„Indiana Jones 4“ scheint wie gemacht für die weitere Verwertung in Vergnügungsparks. Er führt in finstere Höhlen und Schatzkammern voller Spinnweben, es gibt jede Menge schöner Prügelszenen und halsbrecherische Verfolgungsjagden mit Motorrädern und Jeeps. Killer-Ameisen, Treibsand und bedrohliche Wasserfälle gilt es zu überwinden.
All das hat Spielberg so inszeniert, als wäre seit dem „Letzten Kreuzzug“ seines Helden 1989 kaum Zeit und Filmgeschichte vergangen. Natürlich gibt es auch Spezialeffekte und reichlich digital erzeugte Szenen, aber Spielberg und sein Freund und Autor George Lucas stellen ihr technisches Können ganz in den Dienst der Story. „Das ist handfeste Magie, keine digitale Magie“, sagte Spielberg in Cannes, wo das mehr als zwei Stunden lange Abenteuer am Sonntag uraufgeführt wurde.
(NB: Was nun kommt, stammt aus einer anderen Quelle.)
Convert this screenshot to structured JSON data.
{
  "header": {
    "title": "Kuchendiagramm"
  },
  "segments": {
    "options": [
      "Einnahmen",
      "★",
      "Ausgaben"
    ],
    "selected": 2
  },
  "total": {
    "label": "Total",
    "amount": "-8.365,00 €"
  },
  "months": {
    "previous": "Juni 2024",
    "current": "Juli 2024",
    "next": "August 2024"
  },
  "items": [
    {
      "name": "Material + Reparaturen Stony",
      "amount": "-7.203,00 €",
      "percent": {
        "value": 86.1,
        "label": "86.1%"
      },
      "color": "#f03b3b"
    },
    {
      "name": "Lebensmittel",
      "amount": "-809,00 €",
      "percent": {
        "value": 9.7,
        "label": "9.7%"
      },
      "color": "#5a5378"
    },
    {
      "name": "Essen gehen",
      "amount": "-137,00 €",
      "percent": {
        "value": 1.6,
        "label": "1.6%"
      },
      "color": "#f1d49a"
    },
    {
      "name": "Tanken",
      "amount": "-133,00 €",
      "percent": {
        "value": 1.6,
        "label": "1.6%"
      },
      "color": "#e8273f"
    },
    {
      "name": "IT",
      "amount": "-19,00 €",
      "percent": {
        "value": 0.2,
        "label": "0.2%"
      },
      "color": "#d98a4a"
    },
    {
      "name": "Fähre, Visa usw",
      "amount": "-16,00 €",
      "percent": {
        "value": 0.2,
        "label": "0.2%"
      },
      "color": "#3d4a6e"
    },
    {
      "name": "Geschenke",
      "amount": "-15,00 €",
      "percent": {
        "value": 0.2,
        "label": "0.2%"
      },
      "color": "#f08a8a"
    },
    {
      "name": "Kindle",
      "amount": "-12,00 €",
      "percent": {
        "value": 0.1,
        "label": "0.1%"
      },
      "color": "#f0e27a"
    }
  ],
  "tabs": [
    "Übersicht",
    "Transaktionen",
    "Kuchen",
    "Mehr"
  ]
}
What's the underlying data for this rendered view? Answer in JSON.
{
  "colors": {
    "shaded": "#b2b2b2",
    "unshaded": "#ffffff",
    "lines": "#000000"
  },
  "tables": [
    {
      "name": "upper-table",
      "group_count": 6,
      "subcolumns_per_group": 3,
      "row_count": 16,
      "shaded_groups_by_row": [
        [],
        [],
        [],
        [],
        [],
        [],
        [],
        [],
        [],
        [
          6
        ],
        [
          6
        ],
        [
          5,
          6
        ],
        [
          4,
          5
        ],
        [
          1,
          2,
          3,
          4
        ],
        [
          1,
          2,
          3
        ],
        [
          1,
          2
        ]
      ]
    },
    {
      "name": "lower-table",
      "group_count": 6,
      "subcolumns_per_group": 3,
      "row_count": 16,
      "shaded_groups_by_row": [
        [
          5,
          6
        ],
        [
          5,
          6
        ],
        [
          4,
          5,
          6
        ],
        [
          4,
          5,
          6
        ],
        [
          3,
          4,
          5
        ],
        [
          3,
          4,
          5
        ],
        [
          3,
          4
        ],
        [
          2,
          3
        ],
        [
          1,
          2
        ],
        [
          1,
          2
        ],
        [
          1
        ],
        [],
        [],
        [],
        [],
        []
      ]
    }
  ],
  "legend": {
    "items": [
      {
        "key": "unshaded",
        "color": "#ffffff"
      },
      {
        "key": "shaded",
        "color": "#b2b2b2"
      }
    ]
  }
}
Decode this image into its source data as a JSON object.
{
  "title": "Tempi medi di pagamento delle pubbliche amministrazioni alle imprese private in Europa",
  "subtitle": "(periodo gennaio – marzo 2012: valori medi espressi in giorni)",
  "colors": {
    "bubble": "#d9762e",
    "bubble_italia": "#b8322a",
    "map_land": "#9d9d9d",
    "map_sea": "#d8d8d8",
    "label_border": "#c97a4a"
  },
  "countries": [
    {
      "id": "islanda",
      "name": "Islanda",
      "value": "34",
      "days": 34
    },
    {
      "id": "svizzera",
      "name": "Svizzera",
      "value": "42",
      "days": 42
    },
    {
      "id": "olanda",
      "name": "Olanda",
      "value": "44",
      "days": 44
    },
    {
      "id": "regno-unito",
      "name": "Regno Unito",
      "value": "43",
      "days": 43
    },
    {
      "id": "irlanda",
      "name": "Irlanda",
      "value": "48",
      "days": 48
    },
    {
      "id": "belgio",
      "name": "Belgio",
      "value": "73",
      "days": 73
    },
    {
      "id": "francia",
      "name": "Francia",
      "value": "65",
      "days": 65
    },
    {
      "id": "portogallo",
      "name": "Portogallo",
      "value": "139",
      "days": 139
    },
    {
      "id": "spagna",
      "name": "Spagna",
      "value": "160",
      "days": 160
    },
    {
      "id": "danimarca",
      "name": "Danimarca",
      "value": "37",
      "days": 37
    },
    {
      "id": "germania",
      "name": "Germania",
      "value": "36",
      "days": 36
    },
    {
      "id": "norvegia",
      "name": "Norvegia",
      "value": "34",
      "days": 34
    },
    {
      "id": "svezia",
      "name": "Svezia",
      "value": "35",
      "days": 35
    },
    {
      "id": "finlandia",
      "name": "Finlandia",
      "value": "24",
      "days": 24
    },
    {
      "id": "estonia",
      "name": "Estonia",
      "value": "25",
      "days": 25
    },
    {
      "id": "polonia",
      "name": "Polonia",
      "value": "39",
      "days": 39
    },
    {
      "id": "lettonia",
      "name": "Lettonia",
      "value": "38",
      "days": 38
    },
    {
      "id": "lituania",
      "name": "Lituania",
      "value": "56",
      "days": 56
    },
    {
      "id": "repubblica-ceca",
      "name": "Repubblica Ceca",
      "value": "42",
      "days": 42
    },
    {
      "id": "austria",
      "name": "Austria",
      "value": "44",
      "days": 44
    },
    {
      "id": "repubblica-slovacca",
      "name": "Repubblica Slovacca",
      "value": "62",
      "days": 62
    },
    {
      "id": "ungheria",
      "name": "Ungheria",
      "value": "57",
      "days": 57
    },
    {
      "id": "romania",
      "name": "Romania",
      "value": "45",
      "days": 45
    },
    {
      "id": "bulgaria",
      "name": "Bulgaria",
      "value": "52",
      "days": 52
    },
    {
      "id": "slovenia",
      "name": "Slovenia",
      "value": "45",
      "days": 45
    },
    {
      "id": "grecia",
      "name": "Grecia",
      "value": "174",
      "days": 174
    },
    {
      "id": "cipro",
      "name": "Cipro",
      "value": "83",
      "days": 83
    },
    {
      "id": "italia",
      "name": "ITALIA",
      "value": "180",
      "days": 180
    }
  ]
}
In einem leeren Studio für Computereffekte gebe es für ihn und die Schauspieler keine Inspiration.
In seiner etwas altmodischen Machart verbreitet „Indiana Jones“ leise Nostalgie und unterscheidet sich stark von den innovativen Action-Erfolgen der letzten Jahre. Er bewundere die „Bourne“-Thriller mit Matt Damon, und „Casino Royale“ sei für ihn einer der besten James-Bond-Filme überhaupt, erklärt Spielberg. Aber er wolle sich bewusst von deren Stil der extrem schnellen Montage absetzen, damit das Publikum „überhaupt wahrnehmen kann, was die Bilder zeigen“.
Dazu passt der Körpereinsatz von Harrison Ford, der allen Zweiflern beweist, dass er mit 65 Jahren noch perfekt in die staubigen Indiana-Jones-Kleider passt. „So ist die alte Schule“, meint Ford: „Echte Action, echte Anstrengung, echte Gefühle.“
Doch die Zeit geht auch an „Indy“ nicht vorbei. Die Handlung spielt nicht mehr wie in den ersten drei Teilen in den 30er Jahren mit Nazis als Feinden, sondern 1957 im Kalten Krieg. Petticoats und Heckflossenautos dominieren das Straßenbild in den USA. In der Wüste von Nevada wird eine Atombombe getestet. Und die Bösen sprechen nicht mehr Deutsch, sondern Russisch.
Cate Blanchett als eisige russische Agentin ist zwar unterfordert, gibt aber in schwarzen Stiefeln und mit schwarzem Pagenkopf eine richtig fiese Schurkin ab. Weil sich in den USA zur Zeit der Kommunistenhatz auch der umtriebige Archäologe Jones verdächtig gemacht hat, verliert er seinen Hochschuljob. Also auf in ein neues Abenteuer – nach Peru. Der legendäre Kristallschädel von Akator ist der Schatz, den es zu finden und an seinen Ursprungsort zu bringen gilt. Das Objekt verfügt über besondere Kräfte. Wer beim ersten Blick auf den Schädel mit den großen Augenhöhlen an Außerirdische denkt, wird am Ende bestätigt. Da mixt das Drehbuch eine kräftige Portion „Star Wars“ rein.
Ganz nebenbei findet Mr. Jones auch eine richtige Familie: einen rebellischen Sohn, von dessen Existenz er nichts gewusst hat, und dessen Mutter (Karen Allen), die nach dem ersten Teil („Jäger des verlorenen Schatzes“) zurückkehrt. Schade nur, dass US-Jungstar Shia LaBeouf als Indys Erbe so blass bleibt. Der Hut seines Vaters wäre ihm für einen fünften Teil – falls es denn einen geben sollte – noch viel zu groß.